ALEX MEYER / SENIOR WRITER
The LIGHTS program has fairly simple goals, such as building small businesses, creating jobs and attracting private investment to Southeast Ohio and nearby Appalachian counties that otherwise might not see such resources.
The program, an acronym for “Leveraging Innovation Gateways and Hubs Toward Sustainability,” was established through a $2 million grant to Ohio University from the Appalachian Regional Commission in August. The initiative, collaboratively organized with OU’s Innovation Center, aims to help “coal-impacted communities” across 28 counties in Ohio, Kentucky and West Virginia.
But for Jennifer Simon, such goals carry greater significance in that they apply to residents living towns like Waterford in Washington County, where she grew up. Twenty-five years ago, a nearby coal mine shut down, Simon, the executive director of regional innovation said, and the American Electric Power plant near the town closed in 2015 as well, according to The Columbus Dispatch.
After those big-time regional employers closed up shop, Simon said there was a large cohort of people left without jobs.
“Even though it’s gone, the skills remain and the people are still there,” Simon said. “People in our region know how to use their hands.”
Through LIGHTS, Simon aims to provide entrepreneurs in the region places where they can use those hands — whether that be to make products or to start their own businesses.
LIGHTS offers business assistance to entrepreneurs while helping them to create the products.
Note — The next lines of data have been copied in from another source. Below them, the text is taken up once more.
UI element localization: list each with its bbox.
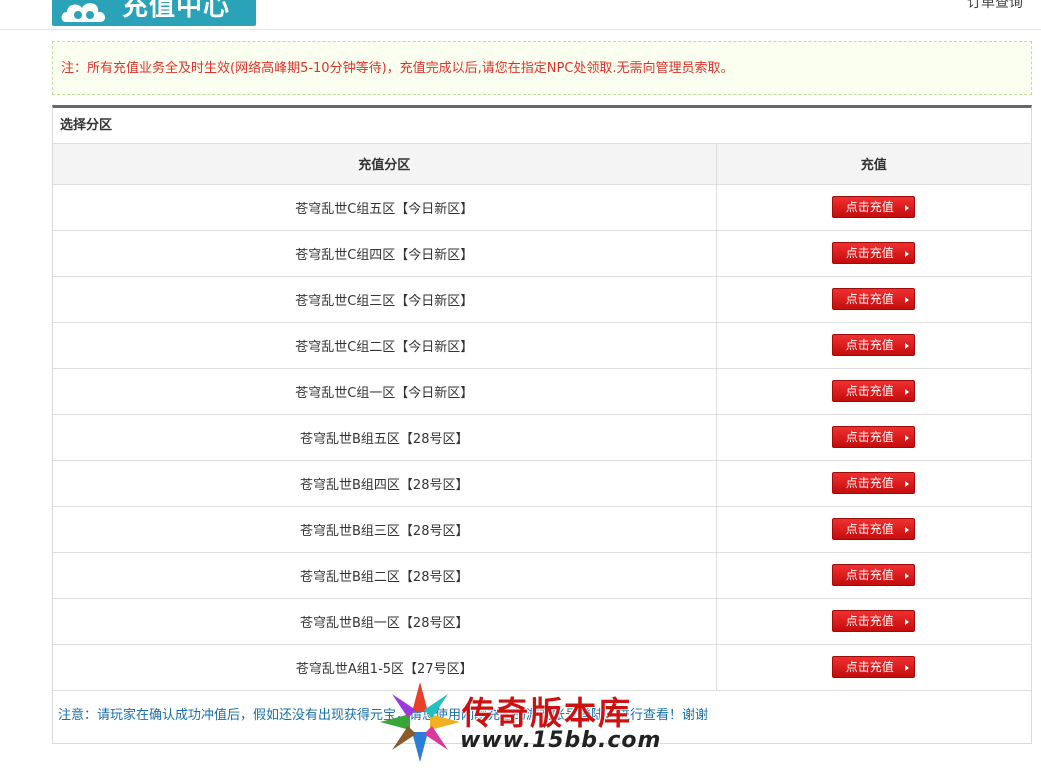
zone-name: 苍穹乱世C组二区【今日新区】: [53, 322, 717, 369]
panel-title: 选择分区: [53, 108, 1031, 144]
recharge-button-label: 点击充值: [845, 292, 894, 306]
footer-note: 注意：请玩家在确认成功冲值后，假如还没有出现获得元宝，请您使用刚刚充值的游戏帐号…: [58, 708, 709, 723]
recharge-button-label: 点击充值: [845, 246, 894, 260]
recharge-cell: 点击充值: [716, 598, 1031, 645]
recharge-button[interactable]: 点击充值: [832, 472, 916, 494]
recharge-cell: 点击充值: [716, 230, 1031, 277]
recharge-button[interactable]: 点击充值: [832, 656, 916, 678]
recharge-cell: 点击充值: [716, 506, 1031, 553]
table-row: 苍穹乱世B组四区【28号区】 点击充值: [53, 460, 1031, 507]
recharge-button-label: 点击充值: [845, 522, 894, 536]
recharge-button[interactable]: 点击充值: [832, 380, 916, 402]
recharge-button[interactable]: 点击充值: [832, 610, 916, 632]
recharge-button-label: 点击充值: [845, 614, 894, 628]
recharge-cell: 点击充值: [716, 184, 1031, 231]
recharge-button-label: 点击充值: [845, 476, 894, 490]
recharge-cell: 点击充值: [716, 460, 1031, 507]
table-row: 苍穹乱世C组五区【今日新区】 点击充值: [53, 184, 1031, 231]
recharge-button[interactable]: 点击充值: [832, 242, 916, 264]
recharge-button-label: 点击充值: [845, 200, 894, 214]
arrow-right-icon: [905, 619, 910, 625]
table-row: 苍穹乱世B组三区【28号区】 点击充值: [53, 506, 1031, 553]
recharge-button[interactable]: 点击充值: [832, 196, 916, 218]
recharge-notice: 注：所有充值业务全及时生效(网络高峰期5-10分钟等待)，充值完成以后,请您在指…: [52, 41, 1032, 95]
zone-name: 苍穹乱世B组三区【28号区】: [53, 506, 717, 553]
zone-name: 苍穹乱世B组二区【28号区】: [53, 552, 717, 599]
recharge-cell: 点击充值: [716, 368, 1031, 415]
column-header-recharge: 充值: [716, 144, 1031, 185]
recharge-button[interactable]: 点击充值: [832, 518, 916, 540]
zone-name: 苍穹乱世C组五区【今日新区】: [53, 184, 717, 231]
cloud-logo-icon: [61, 3, 106, 23]
recharge-cell: 点击充值: [716, 644, 1031, 691]
table-row: 苍穹乱世B组一区【28号区】 点击充值: [53, 598, 1031, 645]
table-row: 苍穹乱世B组二区【28号区】 点击充值: [53, 552, 1031, 599]
recharge-cell: 点击充值: [716, 322, 1031, 369]
zone-table: 充值分区 充值 苍穹乱世C组五区【今日新区】 点击充值 苍穹乱世C组四区【今日新区】…: [53, 144, 1031, 691]
recharge-button[interactable]: 点击充值: [832, 564, 916, 586]
zone-name: 苍穹乱世C组四区【今日新区】: [53, 230, 717, 277]
table-row: 苍穹乱世C组二区【今日新区】 点击充值: [53, 322, 1031, 369]
recharge-button[interactable]: 点击充值: [832, 334, 916, 356]
table-row: 苍穹乱世C组三区【今日新区】 点击充值: [53, 276, 1031, 323]
recharge-button[interactable]: 点击充值: [832, 426, 916, 448]
recharge-center-logo[interactable]: 充值中心: [52, 0, 256, 26]
zone-name: 苍穹乱世B组五区【28号区】: [53, 414, 717, 461]
arrow-right-icon: [905, 297, 910, 303]
zone-name: 苍穹乱世C组三区【今日新区】: [53, 276, 717, 323]
logo-text: 充值中心: [122, 0, 231, 22]
recharge-button[interactable]: 点击充值: [832, 288, 916, 310]
recharge-cell: 点击充值: [716, 552, 1031, 599]
arrow-right-icon: [905, 205, 910, 211]
recharge-button-label: 点击充值: [845, 338, 894, 352]
table-row: 苍穹乱世C组一区【今日新区】 点击充值: [53, 368, 1031, 415]
zone-name: 苍穹乱世A组1-5区【27号区】: [53, 644, 717, 691]
top-header: 充值中心 订单查询: [0, 0, 1041, 30]
recharge-cell: 点击充值: [716, 414, 1031, 461]
table-row: 苍穹乱世C组四区【今日新区】 点击充值: [53, 230, 1031, 277]
table-row: 苍穹乱世A组1-5区【27号区】 点击充值: [53, 644, 1031, 691]
arrow-right-icon: [905, 343, 910, 349]
arrow-right-icon: [905, 527, 910, 533]
recharge-button-label: 点击充值: [845, 660, 894, 674]
arrow-right-icon: [905, 251, 910, 257]
zone-select-panel: 选择分区 充值分区 充值 苍穹乱世C组五区【今日新区】 点击充值 苍穹乱世C组四区【…: [52, 105, 1032, 744]
arrow-right-icon: [905, 573, 910, 579]
zone-name: 苍穹乱世C组一区【今日新区】: [53, 368, 717, 415]
table-header-row: 充值分区 充值: [53, 144, 1031, 185]
order-query-link[interactable]: 订单查询: [967, 0, 1023, 12]
arrow-right-icon: [905, 481, 910, 487]
recharge-button-label: 点击充值: [845, 430, 894, 444]
arrow-right-icon: [905, 435, 910, 441]
recharge-cell: 点击充值: [716, 276, 1031, 323]
arrow-right-icon: [905, 665, 910, 671]
recharge-button-label: 点击充值: [845, 384, 894, 398]
arrow-right-icon: [905, 389, 910, 395]
column-header-zone: 充值分区: [53, 144, 717, 185]
table-row: 苍穹乱世B组五区【28号区】 点击充值: [53, 414, 1031, 461]
recharge-button-label: 点击充值: [845, 568, 894, 582]
zone-name: 苍穹乱世B组四区【28号区】: [53, 460, 717, 507]
zone-name: 苍穹乱世B组一区【28号区】: [53, 598, 717, 645]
The program also serves up “makerspaces” where such products can be manufactured.
Such makerspaces, listed on the program’s website, are community hubs where people can use 3D printers or practice their woodworking, fabrication and jewelry-making, among other skills. The program also works with other manufacturers for more advanced production, Simon said.
One of the makerspaces associated with LIGHTS is the Building Bridges to Careers Epicenter in Marietta, which began in January. Epicenter is one of eight programs within Building Bridges to Careers, an organization that aims to connect students, parents and teachers with businesses and employers.
Tasha Werry, the organization's facilitator, said the Epicenter works with three entrepreneurs in-residence to provide incubation and development. Among them are an online magazine, a videographer and an insurance company, she said.
“The reason why we did this is because a lot of people aren’t going to drive hour and a half, two hours to the campus of Ohio University to start a business or to make something,” Simon said. “They want to do it in their backyards.”
The program has lofty goals: create 1,100 jobs, start 125 businesses and bring in $25 million in private investment to the 28-county area within six years.
Between its start in October and the end of the calendar year, LIGHTS created 10 new businesses and about 10 new jobs, generated $191,000 in private investment, held 13 training events and involved 317 participants, Simon said.
Stacy Strauss, director of the Innovation Center, said the incubator works closely with LIGHTS to support entrepreneurs develop products.
“Given the nature of the work that the Innovation Center and LIGHTS both do, there have already been several examples of the two staffs combining efforts to expedite the success of burgeoning companies,” Strauss said in an email.
Through the rest of the year, Simon says she aims to expand the centers, acquire new equipment and look for new funding sources. But at the end of the day, her main goal is still to help people living in towns like Waterford.
“If we don’t come in and make sure that people in communities like mine have an opportunity to connect with different types of resources that fit with what they’re doing, then we’ll lose people.”